Qual é a base de tais afirmações (terroristas)?! 
Para isso ocorrer, seria necessário que todas as submudanças regionais, de sexo e de renda ocorressem para além da margem de erro em comparação a um contexto anterior. E é improvável que isso tenha acontecido, dado o revés de 8% (subamostras têm margem de erro maior). É uma fala jogada ao vento sem nenhum embasamento técnico mínimo.
Tanto é que nenhum número foi exposto.
05 – O texto diz ainda: “Os números do Datafolha indicam que a deterioração da imagem de Dilma é um reflexo do aumento do pessimismo dos brasileiros com a situação econômica do país e mostram que a população está mais preocupada com a inflação e o desemprego”.
Acho que estou sendo repetitivo, mas é inevitável: qual a base de tais afirmações?! 
Até acredito na inflação como argumento (a matéria demonstra um dado concreto quanto a inflação), mas não estamos em período de “pleno emprego” e “renda acima da inflação”?!
O que fundamenta análise tão perspicaz?!
AUSÊNCIA DE RIGOR CONCEITUAL
Produzo o meu doutorado sobre o impacto, grosso modo, de pesquisas de opinião e eleitoral. E impressiona o modo descuidado com que o Instituto Datafolha constrói conceitos empregados nas suas sondagens. O assunto é preocupante, pois uma simples palavra trocada/mal situada pode alterar a maneira como o respondente atribuirá uma sentença.
Exemplo prático:
Você é a favor da homossexualidade?
Ou
Você é a favor do homossexualismo?
Em estudo recente, o DataFolha aplicou a segunda indagação. Ora, a noção “homossexualismo”, ao contrário de “homossexualidade”, tem carga valorativa negativa e carrega o estigma de ter sido utilizada no passado como enquadramento patológico das relações homo-afetivas, algo que a Organização Mundial de Saúde já rechaçou.
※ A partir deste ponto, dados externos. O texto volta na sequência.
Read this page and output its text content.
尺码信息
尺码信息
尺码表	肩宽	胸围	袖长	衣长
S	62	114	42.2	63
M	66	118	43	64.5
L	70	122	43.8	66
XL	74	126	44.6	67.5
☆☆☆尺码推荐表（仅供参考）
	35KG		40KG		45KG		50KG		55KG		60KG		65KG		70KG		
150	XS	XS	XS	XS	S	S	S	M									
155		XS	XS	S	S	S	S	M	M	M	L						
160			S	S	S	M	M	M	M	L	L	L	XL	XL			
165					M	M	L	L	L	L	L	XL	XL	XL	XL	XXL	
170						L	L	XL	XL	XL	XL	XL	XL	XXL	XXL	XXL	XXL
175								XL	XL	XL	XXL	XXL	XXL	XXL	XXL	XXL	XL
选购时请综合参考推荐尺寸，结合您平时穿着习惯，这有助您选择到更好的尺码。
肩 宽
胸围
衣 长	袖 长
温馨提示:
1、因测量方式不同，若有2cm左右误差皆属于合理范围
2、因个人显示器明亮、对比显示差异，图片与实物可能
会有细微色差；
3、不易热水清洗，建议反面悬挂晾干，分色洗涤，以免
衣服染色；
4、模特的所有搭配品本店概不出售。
Em que pese o erro gritante, a Folha de S.Paulo mobilizou alguns colunistas a se prestarem ao vergonhoso papel de defender o uso do abolido termo médico.
CIRCUITO DE LEGITIMAÇÃO
Na década de 1970, o sociólogo Pierre Bourdieu já tinha “cantado a pedra” – a imprensa forma a opinião, repetindo-a pelos mais diferentes caminhos e aspectos (vide o terrorismo contemporâneo no que tange o tema inflação, tecendo comparações esdrúxulas entre o período anterior ao controle inflacionário e o atual) e, ao término, aplica uma pesquisa mostrando a suposta novidade – a “opinião pública existe e tem medo da inflação”.
É por essas e outras que o estatístico americano George Gallup também denominava a pesquisa de opinião como “método de manipulação da opinião pública”.